Peki, birbirine çok yakın, benzer büyüklükte ve aynı cevheri çıkaran maden olmasında kamu yararı var mı? Medyascope’a konuşan Çevre Mühendisleri Odası Mersin Şubesi Başkanı Dr. Sinan Can, kamu yararı tartışmasında “kalkınmacı” ve “çevreci” olmak üzere iki yaklaşım olduğunu hatırlatıyor: “Birbirine yakın lokasyonlarda olan benzer iki proje yatırımın bölgeye verebileceği çevresel etkiyi kümülatif olarak değerlendirip ele almak gerekir. Doğal ortam, ekolojik turizm, orman, mera ve yaban hayatına verebileceği zararların saptanması; su kaynaklarımızın ve biyoçeşitliliğin korunması amacıyla iklim değişikliği ve kuraklıkla ilgili tespitlerin ortaya konulması ve ona göre karar verilmesi gerektiğini düşünüyorum. Çevreye verilebilecek tahribat yüksekse bunun kamu yararı taşımayacağını söyleyebiliriz, bu durumda bu yatırımın o bölgeye yapılmaması gerekir. Bizler kamu yararını tamamen doğanın korunması, çevrenin kirlenmemesi perspektifiyle ele alınması gerektiğini düşünüyoruz. Ekonomik ve kalkınmacı bir anlayışla bakarsak, çevrenin öneminin gittikçe azaldığı bir gerçektir.”

Çevresel tehditler

Şirketin sunduğu başvuru raporunda, olası çevresel tehditlere değiniliyor. Bölgedeki hayvan ve bitki hayatının gürültü, patlamaların yaratacağı sarsıntı, oluşacak tozlanma gibi unsurlardan olumsuz etkilenebileceği belirtiliyor. Aynı şekilde, insan hayatının da özellikle gürültü ve tozlanmadan etkilenebileceği vurgulanıyor.

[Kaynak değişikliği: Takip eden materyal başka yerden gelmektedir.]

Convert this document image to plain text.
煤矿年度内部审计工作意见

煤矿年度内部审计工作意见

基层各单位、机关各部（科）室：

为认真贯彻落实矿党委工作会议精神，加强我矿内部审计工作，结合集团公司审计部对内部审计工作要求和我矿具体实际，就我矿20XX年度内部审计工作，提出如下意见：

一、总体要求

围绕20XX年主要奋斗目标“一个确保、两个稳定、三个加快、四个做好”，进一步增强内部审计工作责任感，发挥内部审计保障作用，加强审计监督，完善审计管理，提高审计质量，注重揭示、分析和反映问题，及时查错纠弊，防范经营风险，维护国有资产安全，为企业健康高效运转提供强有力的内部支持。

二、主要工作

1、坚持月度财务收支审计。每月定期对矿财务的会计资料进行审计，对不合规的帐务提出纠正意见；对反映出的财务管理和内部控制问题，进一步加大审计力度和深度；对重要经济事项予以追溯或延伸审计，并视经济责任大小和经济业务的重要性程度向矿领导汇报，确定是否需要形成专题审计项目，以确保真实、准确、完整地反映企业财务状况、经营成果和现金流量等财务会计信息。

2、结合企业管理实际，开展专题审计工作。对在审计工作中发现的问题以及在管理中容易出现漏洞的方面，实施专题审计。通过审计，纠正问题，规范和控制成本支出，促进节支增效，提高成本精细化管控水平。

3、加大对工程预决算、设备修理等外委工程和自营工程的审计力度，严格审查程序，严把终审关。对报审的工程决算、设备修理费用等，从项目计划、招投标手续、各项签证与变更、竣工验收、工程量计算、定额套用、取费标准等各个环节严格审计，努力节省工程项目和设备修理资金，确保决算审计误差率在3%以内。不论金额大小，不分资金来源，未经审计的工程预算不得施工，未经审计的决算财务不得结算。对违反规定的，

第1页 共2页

Madenin bulunduğu alan, Arslanköy’e gelen yer altı sularının kaynağı denilebilecek bir yerde. Köylülerin bir bölümü, özellikle su kaynaklarıyla ilgili endişe içinde.

Şirket, bahsi geçen tüm olası tehditlere karşı Bakanlığın belirlediği talimatlara uyacağını taahhüt ediyor. Köylüler ise Türkiye’de daha önce yaşanan örnekleri hatırlatarak, taahhütlerin ve denetimin yeterli olmayacağı görüşünde.